Ozerki fell June 21, 2018 in Lipetsk oblast, European Russia, about 240 miles south of Moscow. More than a hundred stones were found totaling over 10kg. It is an L6 ordinary chondrite.
Various shock levels are reported. The stone from which our thin section was made has been strongly shocked. It is a breccia of L6 clasts within solidified melt. Mineral grains exhibit undulatory extinction.
Metal and sulfides were mobilized by shock and are present as crosscutting veins, opaque blebs within the melt and injected between minerals and in cracks in mineral grains. In reflected light the opaque drops in the melt and some within the L6 material have a distinctive metal-troilite intergrowth texture.

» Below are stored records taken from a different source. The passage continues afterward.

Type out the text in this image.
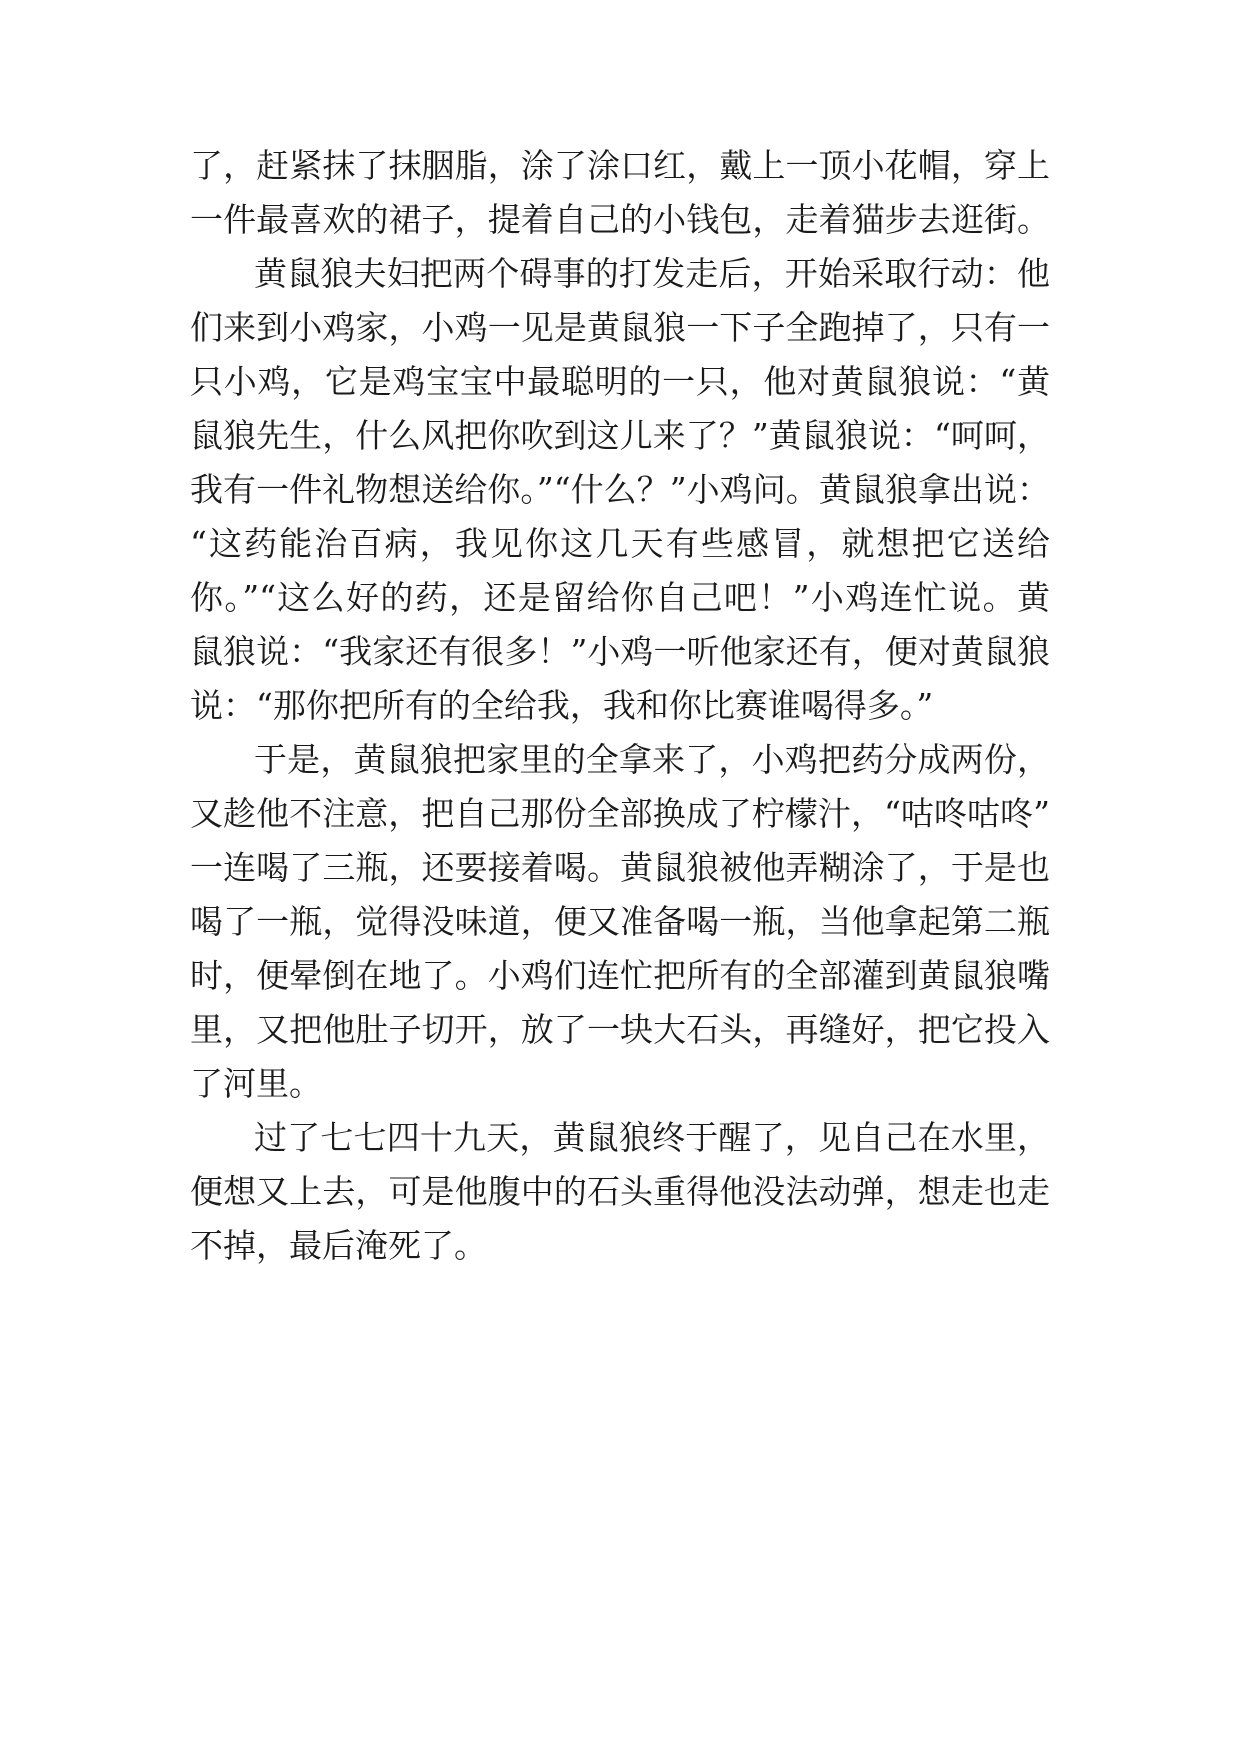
了，赶紧抹了抹胭脂，涂了涂口红，戴上一顶小花帽，穿上
一件最喜欢的裙子，提着自己的小钱包，走着猫步去逛街。
黄鼠狼夫妇把两个碍事的打发走后，开始采取行动：他
们来到小鸡家，小鸡一见是黄鼠狼一下子全跑掉了，只有一
只小鸡，它是鸡宝宝中最聪明的一只，他对黄鼠狼说：“黄
鼠狼先生，什么风把你吹到这儿来了？”黄鼠狼说：“呵呵，
我有一件礼物想送给你。”“什么？”小鸡问。黄鼠狼拿出说：
“这药能治百病，我见你这几天有些感冒，就想把它送给
你。”“这么好的药，还是留给你自己吧！”小鸡连忙说。黄
鼠狼说：“我家还有很多！”小鸡一听他家还有，便对黄鼠狼
说：“那你把所有的全给我，我和你比赛谁喝得多。”
于是，黄鼠狼把家里的全拿来了，小鸡把药分成两份，
又趁他不注意，把自己那份全部换成了柠檬汁，“咕咚咕咚”
一连喝了三瓶，还要接着喝。黄鼠狼被他弄糊涂了，于是也
喝了一瓶，觉得没味道，便又准备喝一瓶，当他拿起第二瓶
时，便晕倒在地了。小鸡们连忙把所有的全部灌到黄鼠狼嘴
里，又把他肚子切开，放了一块大石头，再缝好，把它投入
了河里。
过了七七四十九天，黄鼠狼终于醒了，见自己在水里，
便想又上去，可是他腹中的石头重得他没法动弹，想走也走
不掉，最后淹死了。
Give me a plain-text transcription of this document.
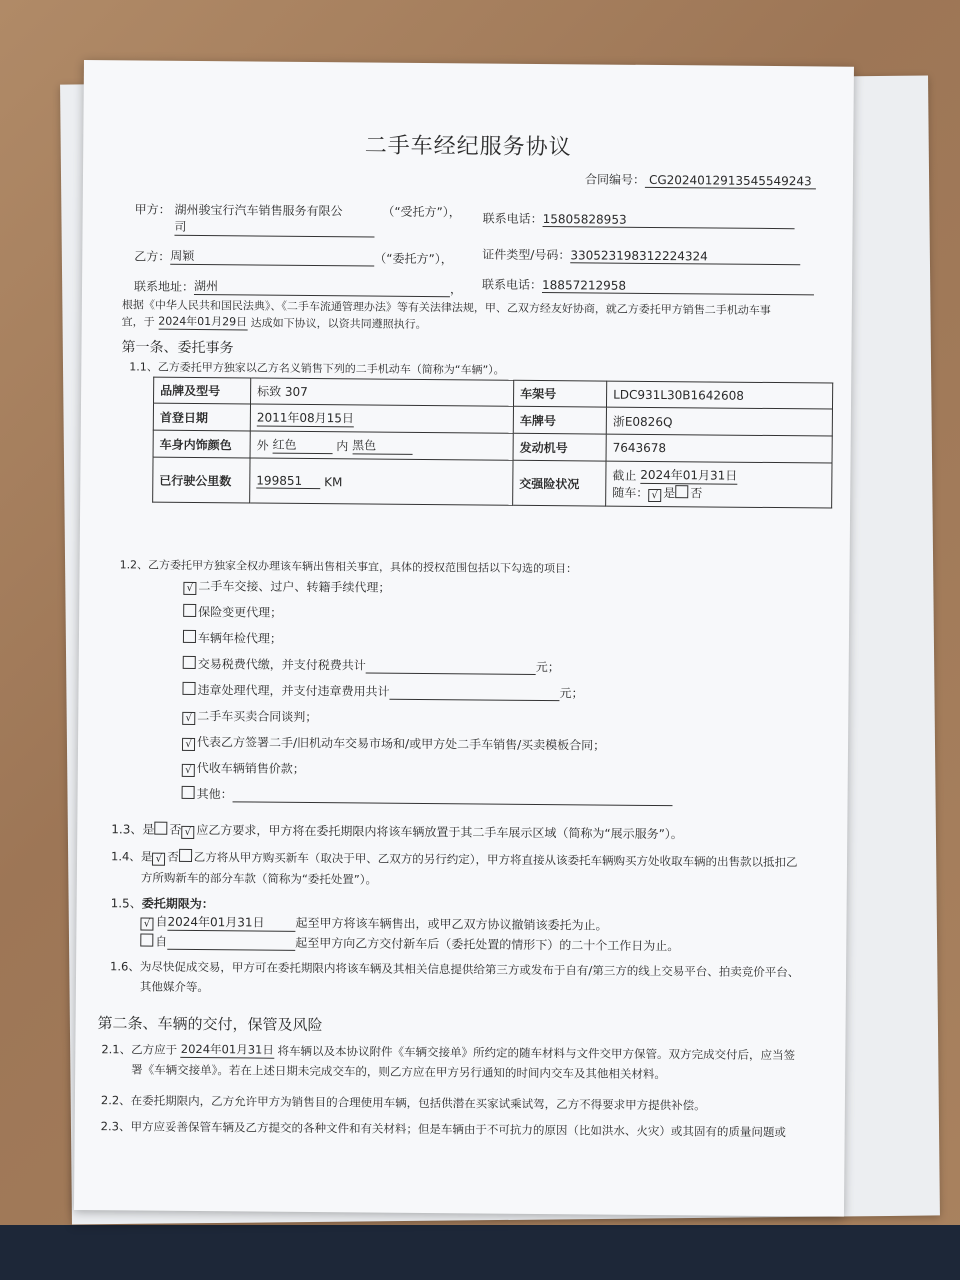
二手车经纪服务协议
合同编号： CG2024012913545549243
甲方： 湖州骏宝行汽车销售服务有限公
司 （“受托方”）， 联系电话：15805828953
乙方：周颖	（“委托方”）， 证件类型/号码：330523198312224324
联系地址：湖州	， 联系电话：18857212958
根据《中华人民共和国民法典》、《二手车流通管理办法》等有关法律法规，甲、乙双方经友好协商，就乙方委托甲方销售二手机动车事
宜，于 2024年01月29日 达成如下协议，以资共同遵照执行。
第一条、委托事务
1.1、乙方委托甲方独家以乙方名义销售下列的二手机动车（简称为“车辆”）。
品牌及型号	标致 307	车架号	LDC931L30B1642608
首登日期	2011年08月15日	车牌号	浙E0826Q
车身内饰颜色	外 红色 内 黑色	发动机号	7643678
已行驶公里数	199851 KM	交强险状况	截止 2024年01月31日
随车： √ 是 否
1.2、乙方委托甲方独家全权办理该车辆出售相关事宜，具体的授权范围包括以下勾选的项目：
√ 二手车交接、过户、转籍手续代理；
保险变更代理；
车辆年检代理；
交易税费代缴，并支付税费共计	元；
违章处理代理，并支付违章费用共计	元；
√ 二手车买卖合同谈判；
√ 代表乙方签署二手/旧机动车交易市场和/或甲方处二手车销售/买卖模板合同；
√ 代收车辆销售价款；
其他：
1.3、是 否 √ 应乙方要求，甲方将在委托期限内将该车辆放置于其二手车展示区域（简称为“展示服务”）。
1.4、是 √ 否 乙方将从甲方购买新车（取决于甲、乙双方的另行约定），甲方将直接从该委托车辆购买方处收取车辆的出售款以抵扣乙
方所购新车的部分车款（简称为“委托处置”）。
1.5、委托期限为：
√ 自2024年01月31日	起至甲方将该车辆售出，或甲乙双方协议撤销该委托为止。
自	起至甲方向乙方交付新车后（委托处置的情形下）的二十个工作日为止。
1.6、为尽快促成交易，甲方可在委托期限内将该车辆及其相关信息提供给第三方或发布于自有/第三方的线上交易平台、拍卖竞价平台、
其他媒介等。
第二条、车辆的交付，保管及风险
2.1、乙方应于 2024年01月31日 将车辆以及本协议附件《车辆交接单》所约定的随车材料与文件交甲方保管。双方完成交付后，应当签
署《车辆交接单》。若在上述日期未完成交车的，则乙方应在甲方另行通知的时间内交车及其他相关材料。
2.2、在委托期限内，乙方允许甲方为销售目的合理使用车辆，包括供潜在买家试乘试驾，乙方不得要求甲方提供补偿。
2.3、甲方应妥善保管车辆及乙方提交的各种文件和有关材料；但是车辆由于不可抗力的原因（比如洪水、火灾）或其固有的质量问题或
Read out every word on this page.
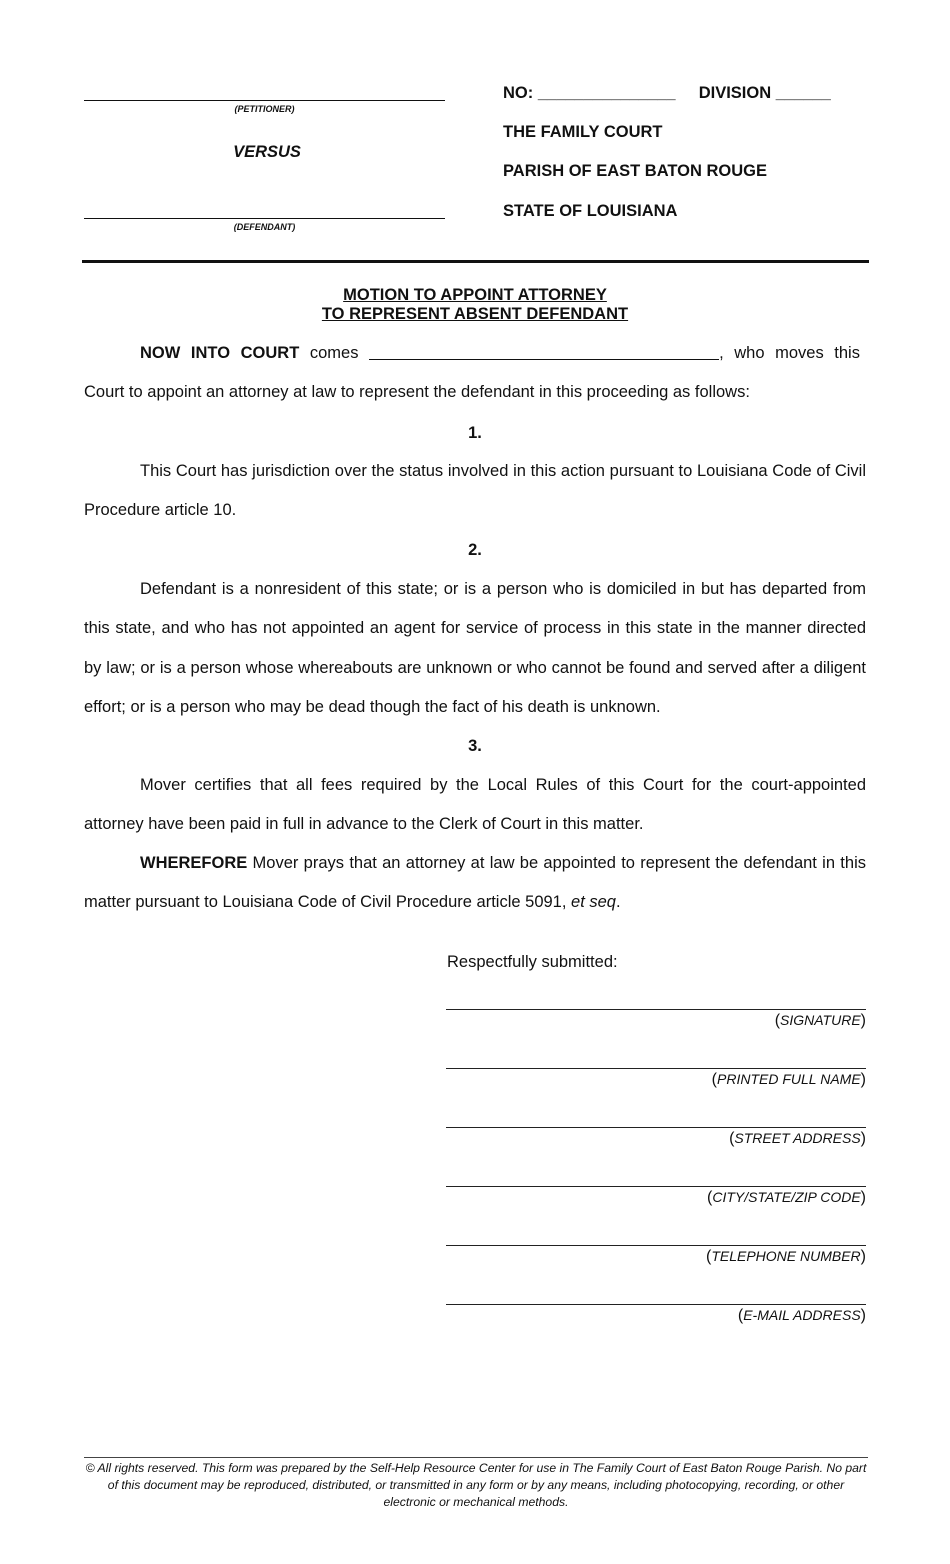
(PETITIONER)
VERSUS
(DEFENDANT)
NO: _______________ DIVISION ______
THE FAMILY COURT
PARISH OF EAST BATON ROUGE
STATE OF LOUISIANA
MOTION TO APPOINT ATTORNEY
TO REPRESENT ABSENT DEFENDANT
NOW INTO COURT comes	, who moves this
Court to appoint an attorney at law to represent the defendant in this proceeding as follows:
1.
This Court has jurisdiction over the status involved in this action pursuant to Louisiana Code of Civil Procedure article 10.
2.
Defendant is a nonresident of this state; or is a person who is domiciled in but has departed from this state, and who has not appointed an agent for service of process in this state in the manner directed by law; or is a person whose whereabouts are unknown or who cannot be found and served after a diligent effort; or is a person who may be dead though the fact of his death is unknown.
3.
Mover certifies that all fees required by the Local Rules of this Court for the court-appointed attorney have been paid in full in advance to the Clerk of Court in this matter.
WHEREFORE Mover prays that an attorney at law be appointed to represent the defendant in this matter pursuant to Louisiana Code of Civil Procedure article 5091, et seq.
Respectfully submitted:
(SIGNATURE)
(PRINTED FULL NAME)
(STREET ADDRESS)
(CITY/STATE/ZIP CODE)
(TELEPHONE NUMBER)
(E-MAIL ADDRESS)
© All rights reserved. This form was prepared by the Self-Help Resource Center for use in The Family Court of East Baton Rouge Parish. No part of this document may be reproduced, distributed, or transmitted in any form or by any means, including photocopying, recording, or other electronic or mechanical methods.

The melt rock matrix is translucent in thin section, unlike many meteorites whose melt is opaque and some whose melt is glassy transparent. The Ozerki melt devitrified into micro crystals, presumably during a somewhat extended cooling. Microscopic acicular crystals are massed at some depth on the surface of the intact L6 clasts generally parallel with each other and perpendicular to the surface of the clasts.
One patch of another melt, some remnant fusion crust, also had time to form a crystalline layer – beneath a glassy vesiculated exterior. I believe that, in one spot there, we have an instance of epitaxy.